There is, however, one big problem, and that is that the front woman in Dlamini-Zuma's campaign, Dlamini herself, is facing a serious test for neglecting her duty. On Wednesday, busses with ANC Women's League supporters ferried between the Constitutional Court and OR Tambo International Airport to support their respective heroes.

Sadly, Dlamini isn't an example of a woman who is using her power effectively to help make other women better. Instead, her atrocious handling of the social grants issue means there is a danger that those who need it — including many women — will have to go without welfare next month.

Dlamini-Zuma, on the other hand, has a clean recent governance record (come on, the Sarafina II scandal is buried under two decades of history, not so?). It's hard to measure how much of her lip service to women in the AU has translated into better lives.

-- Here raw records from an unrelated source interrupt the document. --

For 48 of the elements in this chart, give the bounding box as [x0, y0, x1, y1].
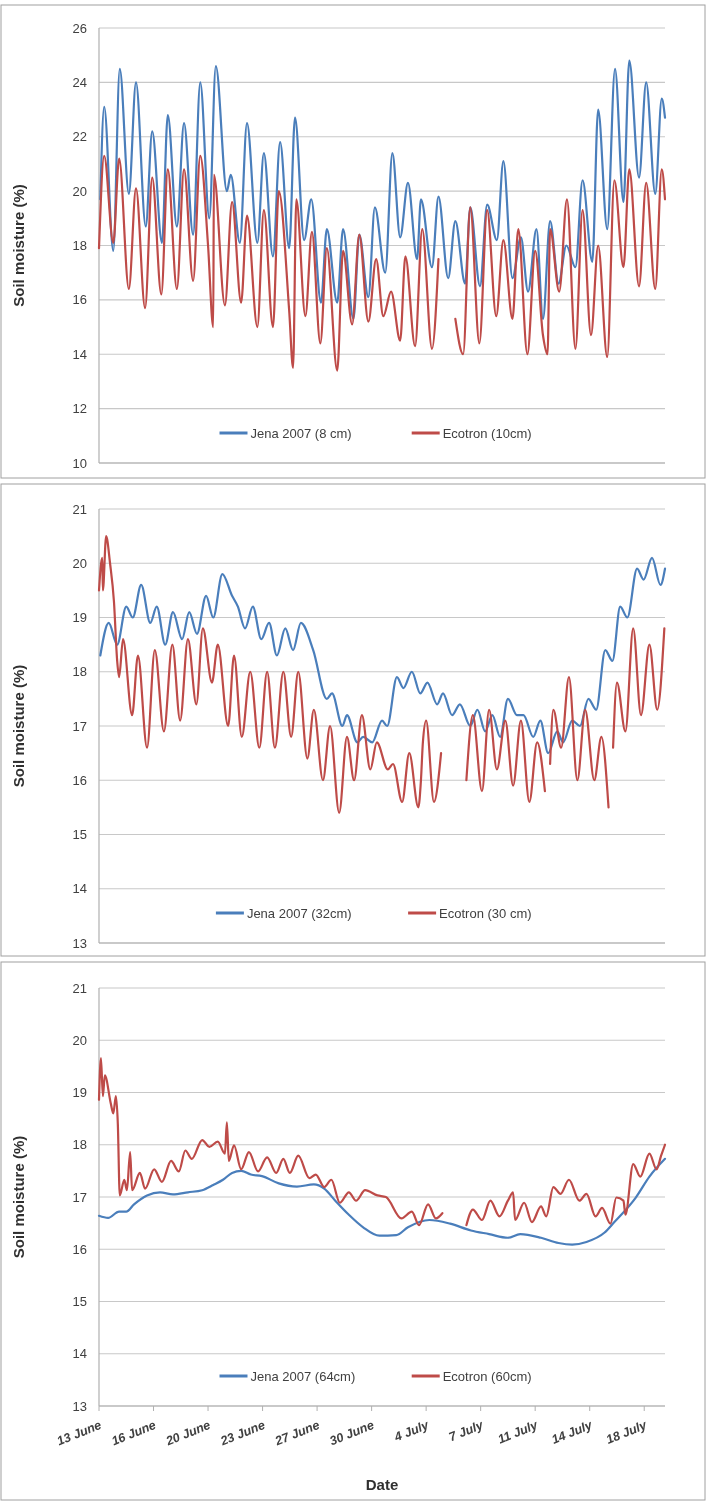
- y-tick-label: 14: [72, 346, 87, 362]
- y-tick-label: 15: [72, 1294, 87, 1310]
- legend-label: Jena 2007 (32cm): [246, 905, 352, 921]
- y-tick-label: 13: [72, 1398, 87, 1414]
- y-tick-label: 17: [72, 1189, 87, 1205]
- x-tick-label: 16 June: [109, 1417, 158, 1449]
- x-tick-label: 11 July: [495, 1417, 541, 1447]
- y-tick-label: 15: [72, 827, 87, 843]
- y-tick-label: 18: [72, 238, 87, 254]
- legend-label: Jena 2007 (8 cm): [250, 425, 352, 441]
- y-tick-label: 20: [72, 1032, 87, 1048]
- y-tick-label: 20: [72, 183, 87, 199]
- x-tick-label: 13 June: [54, 1417, 104, 1449]
- x-axis-title: Date: [365, 1476, 399, 1493]
- x-tick-label: 27 June: [272, 1417, 322, 1449]
- y-tick-label: 18: [72, 1137, 87, 1153]
- x-tick-label: 23 June: [217, 1417, 267, 1449]
- y-axis-title: Soil moisture (%): [10, 184, 27, 307]
- y-tick-label: 22: [72, 129, 87, 145]
- legend-label: Ecotron (10cm): [442, 425, 532, 441]
- y-tick-label: 12: [72, 401, 87, 417]
- x-tick-label: 20 June: [163, 1417, 213, 1449]
- y-axis-title: Soil moisture (%): [10, 1135, 27, 1259]
- y-tick-label: 18: [72, 664, 87, 680]
- y-tick-label: 10: [72, 455, 87, 471]
- y-tick-label: 16: [72, 1241, 87, 1257]
- legend-label: Ecotron (60cm): [442, 1368, 532, 1384]
- y-tick-label: 26: [72, 20, 87, 36]
- legend-label: Ecotron (30 cm): [439, 905, 532, 921]
- y-tick-label: 16: [72, 292, 87, 308]
- y-tick-label: 21: [72, 501, 87, 517]
- y-tick-label: 21: [72, 980, 87, 996]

As presidential hopeful, however, she's been acting boldly. She's taken lessons from the men in her steps to the top and she's using these. For one, she built a strong gender lobby (with female diplomats, government leaders and those in the Pan-Africanist Women's Organisation) in the continent to support her — a network she will need to draw on when in the highest office.

But while she hobnobs with elites, she could do well to remember that Africa, even with the largest proportion of women in government, is still one of the toughest places to live if you're a woman. Dlamini-Zuma would have to turn the gender ticket into some real action — and to do that she might just want to ditch some of her current backers.